Commercial

Airbus ATTOL Project Lead Describes Technology Behind Vision-based A350 Takeoff

Sebastien GIULIANO, ATTOL Demonstrator Project Leader for Airbus explained how the company achieved its first vision-based automatic takeoff in the modified A350-1000 pictured here. Photo: Airbus

Using a combination of image recognition technology and flight control computer modifications, Airbus successfully performed its first ever fully automatic vision-based takeoff with an A350-1000 in December. Avionics International recently caught up with Sebastien Giuliano, project leader for the Autonomous Taxi, Take-Off & Landing (ATTOL) project at Airbus to learn how the vision-based test flight was made possible.

The ATTOL project is a technological flight demonstrator initiative that first began at Airbus in June 2018, as part of the French airplane maker’s goal of understanding the impact of using increased autonomy on aircraft. During a flight test on December 18, a crew including two pilots and three flight test engineers performed a total of eight take-offs and landings to achieve a major milestone for ATTOL to use image recognition technology in place of an Instrument Landing System (ILS) to perform an automatic takeoff.

According to Giuliano, the crew used several system modifications and camera upgrades on the A350 to perform the test flight.

“Avionics upgrades were limited to the flight control computer, and additional modifications were linked to the installation of cameras and additional computing capabilities linked to those cameras. This was done on an on-boarded demonstration platform which was linked to the modified Flight Control Computer but was not an avionics grade platform,” Giuliano said.

Airbus has not released the name of the company that supplied the image recognition technology for the flight, however Giuliano describes it as “state of the art computer vision and hardware techniques that can be found in different industries, including the automotive industry.” Engineers from several different divisions across Airbus participated in acquiring the image recognition technology and installing it on the aircraft.

“The cameras were adapted to our use case and environment. Those development and adaptations were developed by a team of Airbus engineers from different divisions – Airbus UpNext, Airbus Commercial, Airbus Defense and Space and A³ – and some support from ONERA as a subcontractor mostly for data fusion of existing parameters with vision-based parameters,” Giuliano said.

Giuliano also emphasized that the flight test is different from what could also be described as an automatic takeoff, where the positioning of the aircraft relies solely on the use of an ILS. An in-cockpit video of the pilots taking off also directly points to their hands not being on the controls as they taxi down the runway and prepare to takeoff.

Yann Beaufils, one of the two test pilots that participated in the flight test described the process in a statement published by Airbus.

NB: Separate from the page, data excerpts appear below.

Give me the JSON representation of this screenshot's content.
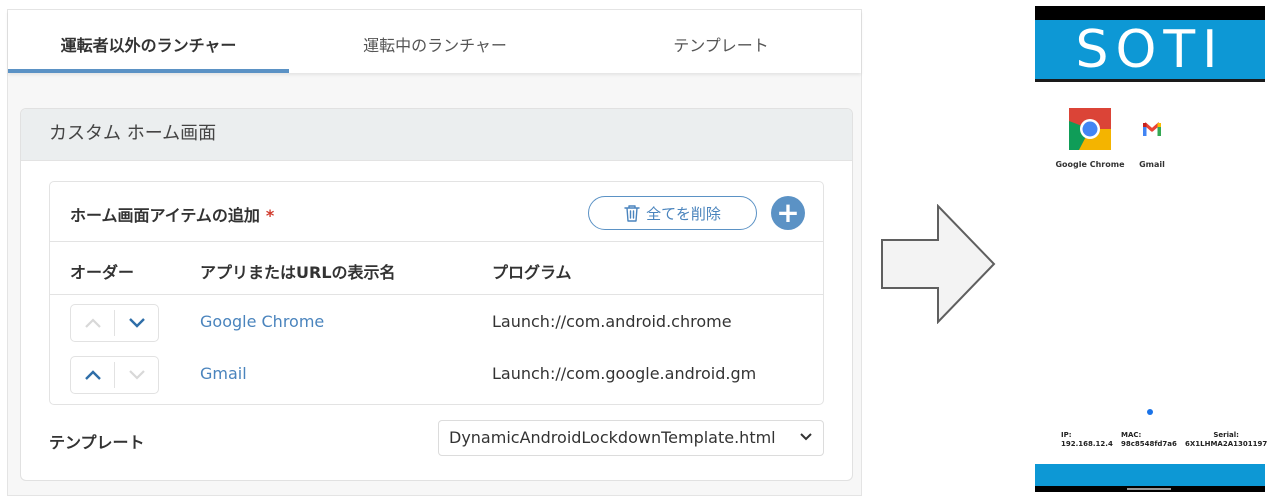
{
  "tabs": [
    {
      "label": "運転者以外のランチャー",
      "active": true
    },
    {
      "label": "運転中のランチャー",
      "active": false
    },
    {
      "label": "テンプレート",
      "active": false
    }
  ],
  "custom_home": {
    "title": "カスタム ホーム画面",
    "section_title": "ホーム画面アイテムの追加",
    "required_mark": "*",
    "delete_all_label": "全てを削除",
    "add_label": "+",
    "columns": {
      "order": "オーダー",
      "name": "アプリまたはURLの表示名",
      "program": "プログラム"
    },
    "rows": [
      {
        "name": "Google Chrome",
        "program": "Launch://com.android.chrome"
      },
      {
        "name": "Gmail",
        "program": "Launch://com.google.android.gm"
      }
    ],
    "template_label": "テンプレート",
    "template_value": "DynamicAndroidLockdownTemplate.html"
  },
  "phone": {
    "brand": "SOTI",
    "apps": [
      {
        "label": "Google Chrome",
        "icon": "chrome-icon"
      },
      {
        "label": "Gmail",
        "icon": "gmail-icon"
      }
    ],
    "ip_label": "IP:",
    "ip_value": "192.168.12.4",
    "mac_label": "MAC:",
    "mac_value": "98c8548fd7a6",
    "serial_label": "Serial:",
    "serial_value": "6X1LHMA2A1301197"
  },
  "colors": {
    "accent": "#5b92c5",
    "link": "#4a84bd",
    "soti_blue": "#0d98d5",
    "required": "#d0392b"
  }
}
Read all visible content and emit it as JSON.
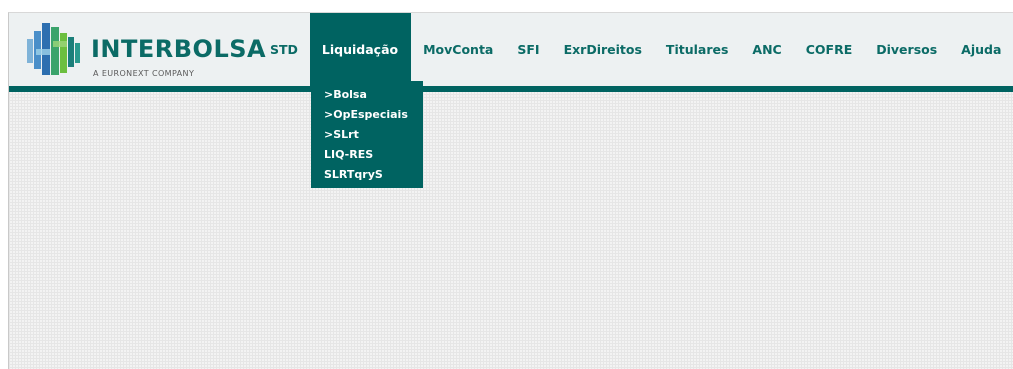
{
  "brand": {
    "name": "INTERBOLSA",
    "tagline": "A EURONEXT COMPANY",
    "logo_icon": "interbolsa-logo-icon",
    "colors": {
      "primary": "#006361",
      "text": "#0b6b66",
      "header_bg": "#edf1f2"
    }
  },
  "nav": {
    "items": [
      {
        "label": "STD"
      },
      {
        "label": "Liquidação"
      },
      {
        "label": "MovConta"
      },
      {
        "label": "SFI"
      },
      {
        "label": "ExrDireitos"
      },
      {
        "label": "Titulares"
      },
      {
        "label": "ANC"
      },
      {
        "label": "COFRE"
      },
      {
        "label": "Diversos"
      },
      {
        "label": "Ajuda"
      }
    ],
    "active": "Liquidação"
  },
  "dropdown": {
    "items": [
      {
        "label": ">Bolsa"
      },
      {
        "label": ">OpEspeciais"
      },
      {
        "label": ">SLrt"
      },
      {
        "label": "LIQ-RES"
      },
      {
        "label": "SLRTqryS"
      }
    ]
  }
}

“While completing alignment on the runway, waiting for clearance from air traffic control, we engaged the auto-pilot. We moved the throttle levers to the take-off setting and we monitored the aircraft.  It started to move and accelerate automatically maintaining the runway center line, at the exact rotation speed as entered in the system. The nose of the aircraft began to lift up automatically to take the expected take-off pitch value and a few seconds later we were airborne,” Beaufils said.

The vision-based automatic takeoff was the latest achievement in the Airbus A350 program, after Airbus completed the delivery of the first A350 featuring touchscreen displays to China Eastern Airlines. By mid-2020, the ATTOL project team hopes to achieve its next milestone: automatic vision-based taxi and landing sequences.